船到的那一天,蘇軾同蘇邁早早就到碼頭等候,翹首遠望。同家人離別快一年了,生活發生了天翻地覆的變化,從湖州到禦史台監獄再到黃州。人生居處不定,夢魂不安,竟飄飄蕩蕩到了這裏。所幸家人還能團聚,這無疑是蘇軾心頭最大的安慰了。

一艘大船終於漸漸駛近。蘇邁早已喊出聲來,蘇軾引領遠望,隻見蘇轍與王閏之站在船首,蘇迨、蘇過站在他們身後,朝雲陪著蘇邁的妻子範英站在艙中。

“哥哥!”蘇轍遠遠地招手。

王閏之抹著眼淚,已激動得說不出話來。

“父親!哥哥!”蘇迨、蘇過紛紛喊起來。

船一靠岸,家人都相擁痛哭,揮淚不已。那江水似乎也懂得人間歡聚離別,江濤拍打著岩石,濺出片片浪花。

蘇軾忽然發覺少了一人,忙問道:“為何不見表姑?”王閏之已泣不成聲。蘇轍含淚道:“哥哥莫要傷悲,表姑在你被抓之後不久就去世了……”

蘇軾覺得眼前一陣眩暈,大哭道:“表姑……表姑您在我蘇家大半生,跟著我沒過一天好日子,我對不起您啊!”蘇邁忙扶住蘇軾,也哭泣不止。
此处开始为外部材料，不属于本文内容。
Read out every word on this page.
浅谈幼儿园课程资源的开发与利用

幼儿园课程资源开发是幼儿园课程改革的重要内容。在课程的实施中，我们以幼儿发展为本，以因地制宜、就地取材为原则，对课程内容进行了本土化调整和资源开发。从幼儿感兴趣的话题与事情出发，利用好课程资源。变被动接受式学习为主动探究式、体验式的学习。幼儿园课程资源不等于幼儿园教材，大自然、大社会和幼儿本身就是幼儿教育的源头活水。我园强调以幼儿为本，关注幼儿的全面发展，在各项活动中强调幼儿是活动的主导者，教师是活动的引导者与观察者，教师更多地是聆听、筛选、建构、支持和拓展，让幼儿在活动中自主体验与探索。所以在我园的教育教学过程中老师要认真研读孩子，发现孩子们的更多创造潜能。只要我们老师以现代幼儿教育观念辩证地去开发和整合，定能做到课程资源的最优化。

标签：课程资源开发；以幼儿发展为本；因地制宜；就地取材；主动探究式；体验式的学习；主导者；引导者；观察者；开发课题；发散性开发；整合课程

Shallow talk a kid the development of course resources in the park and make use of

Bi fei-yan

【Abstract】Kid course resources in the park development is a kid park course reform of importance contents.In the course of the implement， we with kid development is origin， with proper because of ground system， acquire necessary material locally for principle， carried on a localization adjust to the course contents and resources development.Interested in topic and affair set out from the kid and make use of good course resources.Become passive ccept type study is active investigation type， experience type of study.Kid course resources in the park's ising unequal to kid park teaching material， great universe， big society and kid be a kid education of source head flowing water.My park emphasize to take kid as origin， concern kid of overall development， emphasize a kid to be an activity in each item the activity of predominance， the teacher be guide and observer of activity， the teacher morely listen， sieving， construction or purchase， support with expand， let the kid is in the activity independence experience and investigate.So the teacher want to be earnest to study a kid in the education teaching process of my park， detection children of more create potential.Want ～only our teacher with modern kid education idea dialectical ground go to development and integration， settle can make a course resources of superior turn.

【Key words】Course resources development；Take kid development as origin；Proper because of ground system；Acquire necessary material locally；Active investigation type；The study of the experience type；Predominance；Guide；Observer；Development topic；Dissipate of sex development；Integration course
蘇轍接著說:“表姑臨去前念念不忘哥哥,囑咐我要常常勸你。可憐表姑一生操勞,我也隻能在江寧將她掩埋,無力送回故裏啊!”

蘇邁扶住蘇軾,不住地勸說。蘇轍忍住悲傷說:“哥哥,表姑已去,悲傷無用。這江邊風大,哥哥還是快帶嫂嫂及侄兒們回家吧。”蘇軾哽咽不言,朝江麵跪下磕了三個頭,然後領著家人回到臨皋亭。
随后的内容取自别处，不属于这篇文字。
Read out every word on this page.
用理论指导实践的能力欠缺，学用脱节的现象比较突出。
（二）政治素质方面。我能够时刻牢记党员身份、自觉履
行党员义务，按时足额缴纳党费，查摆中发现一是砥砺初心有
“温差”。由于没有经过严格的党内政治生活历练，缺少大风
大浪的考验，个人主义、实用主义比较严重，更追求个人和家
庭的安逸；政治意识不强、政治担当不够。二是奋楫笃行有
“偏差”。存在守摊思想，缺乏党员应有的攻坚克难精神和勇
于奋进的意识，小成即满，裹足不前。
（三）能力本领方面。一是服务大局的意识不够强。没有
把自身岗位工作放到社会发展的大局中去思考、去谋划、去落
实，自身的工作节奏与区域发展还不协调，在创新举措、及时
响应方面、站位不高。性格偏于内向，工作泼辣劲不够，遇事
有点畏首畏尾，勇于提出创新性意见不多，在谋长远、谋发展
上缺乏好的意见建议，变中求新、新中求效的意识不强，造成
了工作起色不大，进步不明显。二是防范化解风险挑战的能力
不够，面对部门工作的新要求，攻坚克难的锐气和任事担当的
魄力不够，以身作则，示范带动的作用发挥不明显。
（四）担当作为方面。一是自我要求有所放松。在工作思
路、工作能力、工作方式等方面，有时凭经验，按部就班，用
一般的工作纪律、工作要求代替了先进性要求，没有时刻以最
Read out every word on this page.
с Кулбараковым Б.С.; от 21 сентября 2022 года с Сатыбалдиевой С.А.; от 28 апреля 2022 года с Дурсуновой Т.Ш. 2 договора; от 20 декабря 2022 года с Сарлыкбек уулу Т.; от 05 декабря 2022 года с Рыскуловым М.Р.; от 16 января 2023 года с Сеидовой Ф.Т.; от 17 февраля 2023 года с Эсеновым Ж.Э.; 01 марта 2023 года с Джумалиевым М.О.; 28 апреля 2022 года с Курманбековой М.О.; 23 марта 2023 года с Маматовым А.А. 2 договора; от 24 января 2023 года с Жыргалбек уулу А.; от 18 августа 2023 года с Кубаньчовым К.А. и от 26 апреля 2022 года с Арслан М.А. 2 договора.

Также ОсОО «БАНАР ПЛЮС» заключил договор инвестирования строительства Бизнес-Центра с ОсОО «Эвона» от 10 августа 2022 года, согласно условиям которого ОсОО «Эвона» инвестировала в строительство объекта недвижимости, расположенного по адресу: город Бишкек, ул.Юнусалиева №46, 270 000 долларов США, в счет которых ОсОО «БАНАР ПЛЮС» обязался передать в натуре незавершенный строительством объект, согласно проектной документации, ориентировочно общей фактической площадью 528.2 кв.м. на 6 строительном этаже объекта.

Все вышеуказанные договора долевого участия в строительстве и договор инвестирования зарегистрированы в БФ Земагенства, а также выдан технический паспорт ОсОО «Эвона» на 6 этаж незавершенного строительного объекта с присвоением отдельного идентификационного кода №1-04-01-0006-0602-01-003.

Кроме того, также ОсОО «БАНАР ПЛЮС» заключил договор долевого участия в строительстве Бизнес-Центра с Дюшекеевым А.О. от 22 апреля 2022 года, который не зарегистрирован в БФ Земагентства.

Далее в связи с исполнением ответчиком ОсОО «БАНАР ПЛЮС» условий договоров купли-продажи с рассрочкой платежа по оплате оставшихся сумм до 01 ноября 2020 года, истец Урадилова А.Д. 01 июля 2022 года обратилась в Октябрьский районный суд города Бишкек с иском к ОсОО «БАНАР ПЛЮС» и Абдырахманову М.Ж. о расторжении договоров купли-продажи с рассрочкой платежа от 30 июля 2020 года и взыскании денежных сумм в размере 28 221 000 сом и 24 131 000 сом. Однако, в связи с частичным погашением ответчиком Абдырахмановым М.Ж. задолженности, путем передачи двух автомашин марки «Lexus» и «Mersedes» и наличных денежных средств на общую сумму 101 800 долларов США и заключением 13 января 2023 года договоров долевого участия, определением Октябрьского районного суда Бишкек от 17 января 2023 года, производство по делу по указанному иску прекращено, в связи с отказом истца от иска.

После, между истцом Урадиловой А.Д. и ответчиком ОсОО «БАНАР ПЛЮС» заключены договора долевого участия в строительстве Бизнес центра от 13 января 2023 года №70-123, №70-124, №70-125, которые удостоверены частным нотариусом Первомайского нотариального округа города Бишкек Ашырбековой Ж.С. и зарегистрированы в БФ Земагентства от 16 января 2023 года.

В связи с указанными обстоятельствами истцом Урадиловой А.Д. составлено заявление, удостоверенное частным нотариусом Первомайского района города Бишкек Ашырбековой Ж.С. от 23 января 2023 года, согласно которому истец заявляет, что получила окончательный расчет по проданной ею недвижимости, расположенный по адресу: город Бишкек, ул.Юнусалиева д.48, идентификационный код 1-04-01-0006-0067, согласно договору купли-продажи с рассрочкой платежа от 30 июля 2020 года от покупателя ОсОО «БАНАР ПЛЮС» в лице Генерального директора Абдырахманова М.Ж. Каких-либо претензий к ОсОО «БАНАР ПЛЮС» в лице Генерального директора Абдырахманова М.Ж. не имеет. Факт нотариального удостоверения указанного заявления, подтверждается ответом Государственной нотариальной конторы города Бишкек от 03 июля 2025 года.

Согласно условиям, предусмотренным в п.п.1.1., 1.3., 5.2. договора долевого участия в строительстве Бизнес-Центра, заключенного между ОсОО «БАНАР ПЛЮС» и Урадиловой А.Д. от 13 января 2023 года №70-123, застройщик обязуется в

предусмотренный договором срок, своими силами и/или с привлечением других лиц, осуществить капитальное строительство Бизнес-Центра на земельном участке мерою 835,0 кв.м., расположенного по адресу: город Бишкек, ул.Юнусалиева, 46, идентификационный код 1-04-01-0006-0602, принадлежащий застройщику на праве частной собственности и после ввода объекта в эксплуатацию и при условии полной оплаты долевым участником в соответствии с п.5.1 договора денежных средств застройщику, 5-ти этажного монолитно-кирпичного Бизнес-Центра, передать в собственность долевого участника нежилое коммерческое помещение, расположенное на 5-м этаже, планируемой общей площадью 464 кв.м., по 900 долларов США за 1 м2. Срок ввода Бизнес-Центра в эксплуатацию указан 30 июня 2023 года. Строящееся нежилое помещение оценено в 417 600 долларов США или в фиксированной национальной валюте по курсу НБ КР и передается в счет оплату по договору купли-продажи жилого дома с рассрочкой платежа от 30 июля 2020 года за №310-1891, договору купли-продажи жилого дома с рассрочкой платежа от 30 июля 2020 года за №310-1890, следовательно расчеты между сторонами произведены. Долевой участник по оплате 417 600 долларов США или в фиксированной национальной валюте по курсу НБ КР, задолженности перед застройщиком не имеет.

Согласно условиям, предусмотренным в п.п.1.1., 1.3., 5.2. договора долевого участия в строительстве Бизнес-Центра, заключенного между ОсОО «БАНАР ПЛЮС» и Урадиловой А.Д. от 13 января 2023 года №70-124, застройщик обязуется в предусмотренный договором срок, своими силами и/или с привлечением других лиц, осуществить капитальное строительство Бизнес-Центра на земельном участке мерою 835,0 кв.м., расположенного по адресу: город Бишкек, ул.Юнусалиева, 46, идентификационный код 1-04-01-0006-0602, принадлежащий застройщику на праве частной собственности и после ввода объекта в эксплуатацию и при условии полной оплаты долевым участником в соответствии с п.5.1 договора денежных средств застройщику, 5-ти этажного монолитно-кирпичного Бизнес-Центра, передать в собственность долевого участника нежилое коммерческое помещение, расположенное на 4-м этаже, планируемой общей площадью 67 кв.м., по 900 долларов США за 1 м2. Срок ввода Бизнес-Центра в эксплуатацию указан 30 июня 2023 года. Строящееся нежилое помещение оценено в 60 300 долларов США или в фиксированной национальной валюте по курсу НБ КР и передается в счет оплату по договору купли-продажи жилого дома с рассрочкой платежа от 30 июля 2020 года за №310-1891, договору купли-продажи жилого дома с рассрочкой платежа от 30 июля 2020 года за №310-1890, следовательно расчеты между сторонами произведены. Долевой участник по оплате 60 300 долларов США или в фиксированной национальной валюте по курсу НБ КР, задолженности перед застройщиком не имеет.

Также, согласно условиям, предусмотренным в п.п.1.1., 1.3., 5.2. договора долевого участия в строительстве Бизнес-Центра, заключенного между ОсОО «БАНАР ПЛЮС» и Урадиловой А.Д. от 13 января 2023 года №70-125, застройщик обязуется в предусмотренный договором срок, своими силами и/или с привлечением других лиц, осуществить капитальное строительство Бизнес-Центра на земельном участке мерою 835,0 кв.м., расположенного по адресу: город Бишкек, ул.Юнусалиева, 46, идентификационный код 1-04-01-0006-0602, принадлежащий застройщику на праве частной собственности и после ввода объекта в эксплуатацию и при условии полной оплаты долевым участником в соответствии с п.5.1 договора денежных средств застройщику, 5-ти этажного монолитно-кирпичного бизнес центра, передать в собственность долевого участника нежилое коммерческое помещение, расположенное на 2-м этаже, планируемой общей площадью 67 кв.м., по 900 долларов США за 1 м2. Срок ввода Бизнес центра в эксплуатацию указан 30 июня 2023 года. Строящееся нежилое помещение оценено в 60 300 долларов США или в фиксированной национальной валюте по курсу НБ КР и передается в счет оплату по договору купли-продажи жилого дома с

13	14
家人相見,千言萬語也說不盡。蘇軾滿懷歉疚地對蘇轍說:“子由,如今我們在此見麵,是為兄之過呀!是我連累了你們。”蘇轍忙寬慰道:“哥哥,不要說了。哥哥受此一劫,弟和嫂嫂無時不牽掛著哥哥,見到哥哥,弟已心滿意足。”蘇軾又問起蘇轍家人的情況,蘇轍說:“哥哥不必擔心,家人十分安好。我已經將他們安排在九江驛站,我送嫂嫂來黃州安定後,再返回去接他們一起去筠州上任。”蘇軾欣慰地點點頭。